Every now and then, the perfect English country house stops you in your tracks and says ‘look at me’. Just such a house is historic Blackdown Park near Lurgashall on the Surrey/Sussex border, which comes fresh to the market in today’s Country Life, at a guide price of £9 million through Knight Frank (020–7629 8171) and Strutt & Parker (020–7629 7282).
Tucked into the side of Blackdown Hill, the magnificent early-17th-century manor house, listed Grade II*, surrounded by glorious gardens, pasture and woodland, surveys vast swathes of the south-east of England from a height of 500ft. It’s a very different picture from the one that greeted Charles and Lucy Fraser when they moved to Blackdown Park 11 years ago. ‘It was like something out of Great Expectations, as the family who lived there retreated, year by year, into smaller sections of the house, leaving the rest to deteriorate as time went by,’ Mr Fraser recalls.
It took a full seven months to remove all the asbestos from Blackdown House (above) so that the Fraser family could move in, and another seven to rearrange and redecorate the splendidly panelled interior. Now fully restored and modernised, it has six reception rooms, a kitchen/breakfast room, nine bedrooms, two dressing rooms, five bathrooms and a self-contained staff wing.
The house was altered a number of times over the years, with the addition of the ballroom (now the billiard room) in 1820. In 1840, Capt James Henry commissioned the architect Salvin (who built much of the House of Lords) to add the large drawing room and the main dining room; in 1891, Sir Frederick Philipson-Stowe bought the estate and added the west wing. In 1941, the 1,591-acre estate was broken up and sold off, gradually
diminishing in size until the present owners bought the main house with 136 acres in 1996.
There was little sign of the spectacular Edwardian gardens that were planted by Sir Frederick Philipson-Stowe when Charles Fraser first set out to clear the mass of overgrown foliage that surrounded the house, but gradually, the structure of the original walled garden layout was revealed as Mr Fraser and his gardeners hacked away. To the north, terraced lawns lead up to the tennis court and swimming pool installed by the Frasers, hidden by banks of rhododendrons, azaleas, beech-trees and oaks.
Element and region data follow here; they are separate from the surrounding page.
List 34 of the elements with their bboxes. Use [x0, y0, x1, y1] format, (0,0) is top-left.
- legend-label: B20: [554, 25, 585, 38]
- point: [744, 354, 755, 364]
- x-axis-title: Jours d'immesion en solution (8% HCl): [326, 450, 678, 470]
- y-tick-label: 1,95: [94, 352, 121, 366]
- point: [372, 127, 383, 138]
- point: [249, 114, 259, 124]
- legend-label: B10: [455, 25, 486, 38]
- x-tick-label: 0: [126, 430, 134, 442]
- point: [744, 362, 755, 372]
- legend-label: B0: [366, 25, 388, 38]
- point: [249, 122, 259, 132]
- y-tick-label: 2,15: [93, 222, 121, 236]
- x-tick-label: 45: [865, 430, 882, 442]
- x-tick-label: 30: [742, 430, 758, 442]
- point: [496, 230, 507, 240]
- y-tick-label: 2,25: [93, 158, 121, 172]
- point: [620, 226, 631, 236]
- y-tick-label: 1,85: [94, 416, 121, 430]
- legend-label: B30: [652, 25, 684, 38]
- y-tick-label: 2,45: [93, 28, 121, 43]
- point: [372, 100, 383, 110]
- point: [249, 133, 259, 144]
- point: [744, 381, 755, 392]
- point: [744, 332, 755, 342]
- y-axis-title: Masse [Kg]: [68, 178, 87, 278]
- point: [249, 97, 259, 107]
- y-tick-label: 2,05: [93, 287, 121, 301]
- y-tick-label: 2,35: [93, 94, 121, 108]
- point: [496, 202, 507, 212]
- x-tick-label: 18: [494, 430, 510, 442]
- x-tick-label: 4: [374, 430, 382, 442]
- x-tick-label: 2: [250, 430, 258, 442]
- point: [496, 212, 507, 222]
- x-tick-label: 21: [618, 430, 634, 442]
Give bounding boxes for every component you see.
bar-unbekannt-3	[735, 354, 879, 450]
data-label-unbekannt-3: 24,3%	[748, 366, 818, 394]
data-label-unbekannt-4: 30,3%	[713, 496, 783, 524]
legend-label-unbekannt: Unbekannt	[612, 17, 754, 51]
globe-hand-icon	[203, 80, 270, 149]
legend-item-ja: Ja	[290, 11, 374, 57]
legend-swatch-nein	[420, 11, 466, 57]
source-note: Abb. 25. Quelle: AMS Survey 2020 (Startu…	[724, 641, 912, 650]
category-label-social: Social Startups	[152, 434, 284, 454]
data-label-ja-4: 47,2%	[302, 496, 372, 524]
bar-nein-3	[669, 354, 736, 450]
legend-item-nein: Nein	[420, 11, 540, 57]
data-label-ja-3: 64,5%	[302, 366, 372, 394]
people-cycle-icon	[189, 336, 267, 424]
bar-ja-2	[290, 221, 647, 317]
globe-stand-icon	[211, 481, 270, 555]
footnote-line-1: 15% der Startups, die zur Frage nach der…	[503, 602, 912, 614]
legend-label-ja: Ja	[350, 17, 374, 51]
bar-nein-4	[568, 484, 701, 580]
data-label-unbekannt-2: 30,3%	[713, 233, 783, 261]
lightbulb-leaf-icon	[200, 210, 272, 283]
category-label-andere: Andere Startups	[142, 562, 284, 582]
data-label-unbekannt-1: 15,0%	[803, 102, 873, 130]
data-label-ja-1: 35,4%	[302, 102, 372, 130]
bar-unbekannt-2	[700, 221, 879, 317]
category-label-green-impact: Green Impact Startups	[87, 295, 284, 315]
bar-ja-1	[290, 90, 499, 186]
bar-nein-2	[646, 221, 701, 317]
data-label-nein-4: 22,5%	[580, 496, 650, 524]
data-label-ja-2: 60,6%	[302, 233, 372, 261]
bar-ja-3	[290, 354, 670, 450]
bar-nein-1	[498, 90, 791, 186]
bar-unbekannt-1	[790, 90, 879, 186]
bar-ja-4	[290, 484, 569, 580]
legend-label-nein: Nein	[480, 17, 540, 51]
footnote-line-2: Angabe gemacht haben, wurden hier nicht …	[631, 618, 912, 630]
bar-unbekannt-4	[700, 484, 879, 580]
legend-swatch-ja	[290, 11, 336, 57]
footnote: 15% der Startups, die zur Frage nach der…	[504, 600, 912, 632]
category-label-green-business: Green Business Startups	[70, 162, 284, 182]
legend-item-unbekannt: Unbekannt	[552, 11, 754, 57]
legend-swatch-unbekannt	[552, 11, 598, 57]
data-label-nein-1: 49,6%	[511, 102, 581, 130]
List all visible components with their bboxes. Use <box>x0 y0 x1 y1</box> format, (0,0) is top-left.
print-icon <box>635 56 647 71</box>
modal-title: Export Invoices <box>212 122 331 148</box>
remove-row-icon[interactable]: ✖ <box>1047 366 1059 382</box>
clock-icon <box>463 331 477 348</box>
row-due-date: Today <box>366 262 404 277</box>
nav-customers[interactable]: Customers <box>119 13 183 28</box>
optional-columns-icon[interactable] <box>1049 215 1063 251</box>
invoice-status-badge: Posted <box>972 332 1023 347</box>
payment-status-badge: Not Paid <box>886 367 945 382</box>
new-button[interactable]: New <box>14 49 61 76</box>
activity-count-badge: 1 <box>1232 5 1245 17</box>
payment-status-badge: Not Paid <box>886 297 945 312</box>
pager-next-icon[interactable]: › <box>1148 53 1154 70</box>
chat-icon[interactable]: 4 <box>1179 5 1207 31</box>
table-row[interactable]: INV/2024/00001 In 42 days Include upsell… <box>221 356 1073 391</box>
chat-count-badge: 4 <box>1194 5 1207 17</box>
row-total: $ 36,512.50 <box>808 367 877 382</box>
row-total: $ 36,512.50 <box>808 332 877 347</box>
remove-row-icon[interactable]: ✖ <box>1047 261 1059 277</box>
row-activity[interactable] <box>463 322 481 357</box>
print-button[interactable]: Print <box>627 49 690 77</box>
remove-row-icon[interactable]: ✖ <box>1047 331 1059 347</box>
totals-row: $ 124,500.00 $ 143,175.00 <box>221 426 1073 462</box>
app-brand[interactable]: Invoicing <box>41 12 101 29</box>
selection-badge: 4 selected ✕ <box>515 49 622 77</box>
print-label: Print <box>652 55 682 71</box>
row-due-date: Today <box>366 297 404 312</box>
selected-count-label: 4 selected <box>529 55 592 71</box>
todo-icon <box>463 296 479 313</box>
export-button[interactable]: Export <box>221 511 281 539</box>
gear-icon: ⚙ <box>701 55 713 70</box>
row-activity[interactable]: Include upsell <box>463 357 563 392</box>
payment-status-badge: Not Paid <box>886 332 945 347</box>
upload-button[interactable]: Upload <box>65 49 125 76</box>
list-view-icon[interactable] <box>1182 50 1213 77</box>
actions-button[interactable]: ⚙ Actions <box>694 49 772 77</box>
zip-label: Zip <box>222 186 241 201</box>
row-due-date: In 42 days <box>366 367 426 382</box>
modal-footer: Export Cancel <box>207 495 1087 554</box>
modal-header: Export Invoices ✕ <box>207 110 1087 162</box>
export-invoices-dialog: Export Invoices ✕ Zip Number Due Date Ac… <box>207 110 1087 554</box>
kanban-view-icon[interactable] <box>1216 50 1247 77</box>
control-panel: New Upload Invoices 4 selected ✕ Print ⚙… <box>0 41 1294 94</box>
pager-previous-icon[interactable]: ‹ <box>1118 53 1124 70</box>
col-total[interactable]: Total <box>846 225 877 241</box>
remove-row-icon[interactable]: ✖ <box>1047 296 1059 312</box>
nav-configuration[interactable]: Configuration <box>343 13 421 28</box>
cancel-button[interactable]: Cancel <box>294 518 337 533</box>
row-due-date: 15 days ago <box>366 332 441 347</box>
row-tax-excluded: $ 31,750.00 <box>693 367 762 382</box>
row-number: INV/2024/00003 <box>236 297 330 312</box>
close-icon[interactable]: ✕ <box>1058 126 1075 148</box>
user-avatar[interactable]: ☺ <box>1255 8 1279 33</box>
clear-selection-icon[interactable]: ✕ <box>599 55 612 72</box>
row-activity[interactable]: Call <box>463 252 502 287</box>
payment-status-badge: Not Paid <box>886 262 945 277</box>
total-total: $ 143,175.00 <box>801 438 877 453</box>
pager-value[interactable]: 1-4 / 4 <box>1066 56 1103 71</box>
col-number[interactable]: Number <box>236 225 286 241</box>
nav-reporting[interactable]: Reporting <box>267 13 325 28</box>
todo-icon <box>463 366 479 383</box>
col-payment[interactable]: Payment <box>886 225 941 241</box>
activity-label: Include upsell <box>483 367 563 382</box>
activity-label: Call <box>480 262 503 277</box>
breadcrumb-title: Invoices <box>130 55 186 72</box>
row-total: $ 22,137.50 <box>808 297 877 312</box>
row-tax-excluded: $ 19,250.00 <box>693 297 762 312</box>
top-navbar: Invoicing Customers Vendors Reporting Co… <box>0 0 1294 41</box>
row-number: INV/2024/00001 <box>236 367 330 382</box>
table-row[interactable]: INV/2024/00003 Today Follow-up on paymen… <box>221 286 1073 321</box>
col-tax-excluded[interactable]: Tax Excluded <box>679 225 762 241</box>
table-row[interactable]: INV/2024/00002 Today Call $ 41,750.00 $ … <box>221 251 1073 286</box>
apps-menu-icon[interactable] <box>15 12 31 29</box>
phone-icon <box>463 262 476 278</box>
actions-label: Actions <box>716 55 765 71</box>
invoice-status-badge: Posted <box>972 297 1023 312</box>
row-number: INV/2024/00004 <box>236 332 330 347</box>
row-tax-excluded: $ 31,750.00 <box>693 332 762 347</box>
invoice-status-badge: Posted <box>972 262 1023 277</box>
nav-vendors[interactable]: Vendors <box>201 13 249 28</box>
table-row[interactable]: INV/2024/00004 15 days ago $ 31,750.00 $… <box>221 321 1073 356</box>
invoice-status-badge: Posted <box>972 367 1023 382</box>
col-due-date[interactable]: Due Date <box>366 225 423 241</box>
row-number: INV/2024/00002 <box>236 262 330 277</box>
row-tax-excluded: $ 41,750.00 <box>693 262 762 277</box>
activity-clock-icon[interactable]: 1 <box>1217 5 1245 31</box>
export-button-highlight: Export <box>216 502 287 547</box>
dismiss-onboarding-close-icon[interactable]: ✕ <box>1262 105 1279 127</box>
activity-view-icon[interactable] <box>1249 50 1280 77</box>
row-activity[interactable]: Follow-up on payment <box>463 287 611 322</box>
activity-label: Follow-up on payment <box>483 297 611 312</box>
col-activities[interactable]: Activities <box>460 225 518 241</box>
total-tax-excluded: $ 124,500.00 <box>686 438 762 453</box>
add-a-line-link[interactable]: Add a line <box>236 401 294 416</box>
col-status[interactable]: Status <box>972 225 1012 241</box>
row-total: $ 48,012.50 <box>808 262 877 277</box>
To the east, stone terraces lead to Mr Fraser’s sunken rose garden with its backdrop of rhododendrons and camellias. To the south, 17th-century terraces rise to a levelled croquet lawn where the 360˚ views represent a serious distraction for the players. High in the Chilterns, idyllic Dells Farm at Cadmore End, Buckinghamshire, was in considerably better shape than Blackmore House when Prof Graham MacGregor and his wife, Christiane, bought the Grade II-listed 17th-century farmhouse with 17 acres of pasture and woodland in the early 1980s.
But there was still much to do as the previous owner, an elderly gentleman who lived there on his own for quite some time, had rather let things go. Over the years, Mrs Mac-Gregor, with occasional advice from her husband, set about transforming the three-storey house, which now has three reception rooms, a conservatory, a new kitchen/breakfast room, seven bedrooms and four bathrooms. A courtyard of period farm buildings comprising stabling, workshops and various barns offers further potential for development.
But it’s Mrs MacGregor’s gardens that make Dells Farm such a special place. Expertly planned and planted with inspirational use of stone and water, the gardens offset the mellow brickwork of the main house, and include the original farm pond with a central island and a duck house, a swimming pool, a tennis court and a kitchen garden all with wonderful views over the woods and farmland of the surrounding hills. Savills (01494 731952) quote a guide price of £2.75m.